Mon May 27, 2019, 08:47 PM
May 2019

If you google landslide youtube videos, you'll run across a video that shows a slow moving combination of land and water in China, if I remember right. It's moving like slow moving lava which you can walk faster than it's going over fairly flat land. It is caused by the perma frost melting and the land sliding over and in the liquid from the melted perma frost.

It's mind boggling.

 

Perseus

(4,341 posts)
8. Very informative but it reads as it is a good thing for the economy
Mon May 27, 2019, 09:17 PM
May 2019

I was going to send it but their conclusions of who benefits and the fact that it will save money, make routs easier....I don't know, I would think that any climate denier will see the good things about it, and dismiss the fact that it is not very good news.

shraby

(21,946 posts)
11. It will save money, but will also save a lot of pollution going into the air coming
Mon May 27, 2019, 09:39 PM
May 2019

from ships going the long way around from Europe to our west coast and same for China, Russia, India, Japan, going to our east coast.

Blue_true

(31,261 posts)
16. You expressed my concern. Some will see the passage opening as a good thing and will push
Mon May 27, 2019, 11:13 PM
May 2019

that to the ignorant.

Poiuyt

(18,130 posts)
9. This article provides strong evidence that climate change is occurring, but does not
Mon May 27, 2019, 09:18 PM
May 2019

prove that it's caused by man. If you want better evidence that mankind and the burning of fossil fuels is behind the warming of our planet, read up on carbon isotopes and how the ratios of the different carbon isotopes have changed since the beginning of the industrial revolution. That will prove that this period of warming is not due to natural cycles or anything else that the skeptics like to use.

shraby

(21,946 posts)
10. To me, that part is a given. The main thing that has changed in the last hundred or so years
Mon May 27, 2019, 09:35 PM
May 2019

is the advent of

1. The largest wars to date, WWII and the use of different classes of weapons.

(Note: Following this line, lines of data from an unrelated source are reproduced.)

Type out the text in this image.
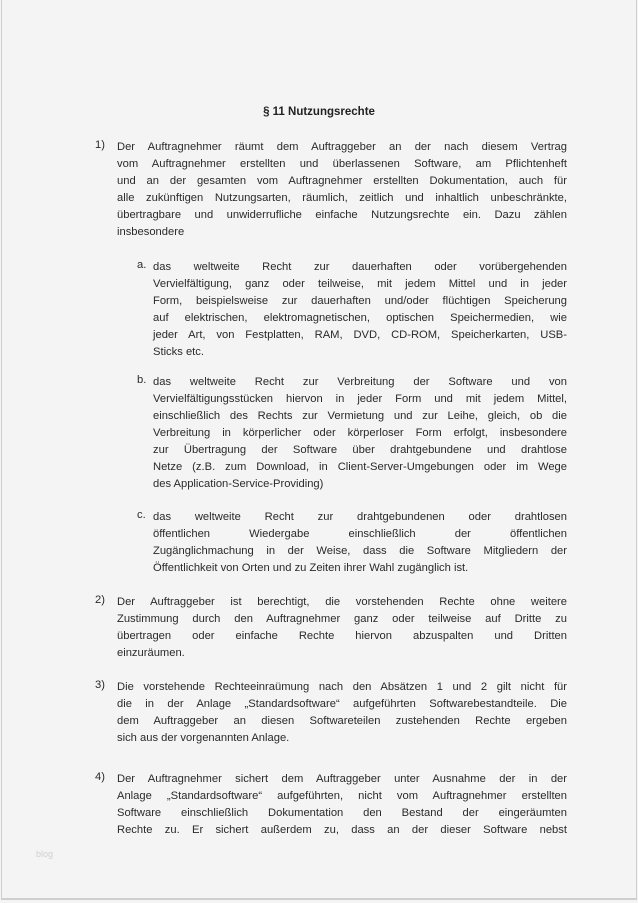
§ 11 Nutzungsrechte
1) Der Auftragnehmer räumt dem Auftraggeber an der nach diesem Vertrag
vom Auftragnehmer erstellten und überlassenen Software, am Pflichtenheft
und an der gesamten vom Auftragnehmer erstellten Dokumentation, auch für
alle zukünftigen Nutzungsarten, räumlich, zeitlich und inhaltlich unbeschränkte,
übertragbare und unwiderrufliche einfache Nutzungsrechte ein. Dazu zählen
insbesondere
2) Der Auftraggeber ist berechtigt, die vorstehenden Rechte ohne weitere
Zustimmung durch den Auftragnehmer ganz oder teilweise auf Dritte zu
übertragen oder einfache Rechte hiervon abzuspalten und Dritten
einzuräumen.
3) Die vorstehende Rechteeinraümung nach den Absätzen 1 und 2 gilt nicht für
die in der Anlage „Standardsoftware“ aufgeführten Softwarebestandteile. Die
dem Auftraggeber an diesen Softwareteilen zustehenden Rechte ergeben
sich aus der vorgenannten Anlage.
4) Der Auftragnehmer sichert dem Auftraggeber unter Ausnahme der in der
Anlage „Standardsoftware“ aufgeführten, nicht vom Auftragnehmer erstellten
Software einschließlich Dokumentation den Bestand der eingeräumten
Rechte zu. Er sichert außerdem zu, dass an der dieser Software nebst
a. das weltweite Recht zur dauerhaften oder vorübergehenden
Vervielfältigung, ganz oder teilweise, mit jedem Mittel und in jeder
Form, beispielsweise zur dauerhaften und/oder flüchtigen Speicherung
auf elektrischen, elektromagnetischen, optischen Speichermedien, wie
jeder Art, von Festplatten, RAM, DVD, CD-ROM, Speicherkarten, USB-
Sticks etc.
b. das weltweite Recht zur Verbreitung der Software und von
Vervielfältigungsstücken hiervon in jeder Form und mit jedem Mittel,
einschließlich des Rechts zur Vermietung und zur Leihe, gleich, ob die
Verbreitung in körperlicher oder körperloser Form erfolgt, insbesondere
zur Übertragung der Software über drahtgebundene und drahtlose
Netze (z.B. zum Download, in Client-Server-Umgebungen oder im Wege
des Application-Service-Providing)
c. das weltweite Recht zur drahtgebundenen oder drahtlosen
öffentlichen Wiedergabe einschließlich der öffentlichen
Zugänglichmachung in der Weise, dass die Software Mitgliedern der
Öffentlichkeit von Orten und zu Zeiten ihrer Wahl zugänglich ist.
blog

2. Smaller wars using even different weapons.

3. The industrial age.

4. Mass use of cars, trains, airplanes, ships using wood, coal, nuclear for power. and airplane fuel.

5. Houses heated with wood, then coal, then oil, then electricity and pellets.

6. Nuclear/Hydrogen weapons of super mass destruction.

7. The vast deforestation world wide.

8. The space race with an unknown number of satellites heading to circle the planet . It's the fuel used
each time.

9. I observe with more population than there has ever been, it will take a hugely concentrated
effort world wide to turn this ship around.

tclambert

(11,087 posts)
12. In grade school we laughed at Henry Hudson trying to find the "fabled Northwest Passage."
Mon May 27, 2019, 09:55 PM
May 2019

Even we schoolchildren knew the Arctic Ocean was covered with ice year round. You could bash your way through with a really strong icebreaker, or you could sail under the ice in a nuclear submarine. The first nuclear submarine, the Nautilus, sailed under the ice of the North Pole in August of 1958. That was in the "heat" of the summertime.

Now they talk about the summer, coming not too many years from now, when the Arctic Ocean will be totally ice free.

shraby

(21,946 posts)
14. I don't think the young'uns have even heard of the Northwest Passage, let alone know it's
Mon May 27, 2019, 10:00 PM
May 2019

importance in being ice free. I already has been navigable in the summer.

peggysue2

(10,842 posts)
15. The middle of this month temperatures reported near the entrance to . . .
Mon May 27, 2019, 10:15 PM
May 2019

Arctic Ocean clocked in at 84 degrees. Positively balmy!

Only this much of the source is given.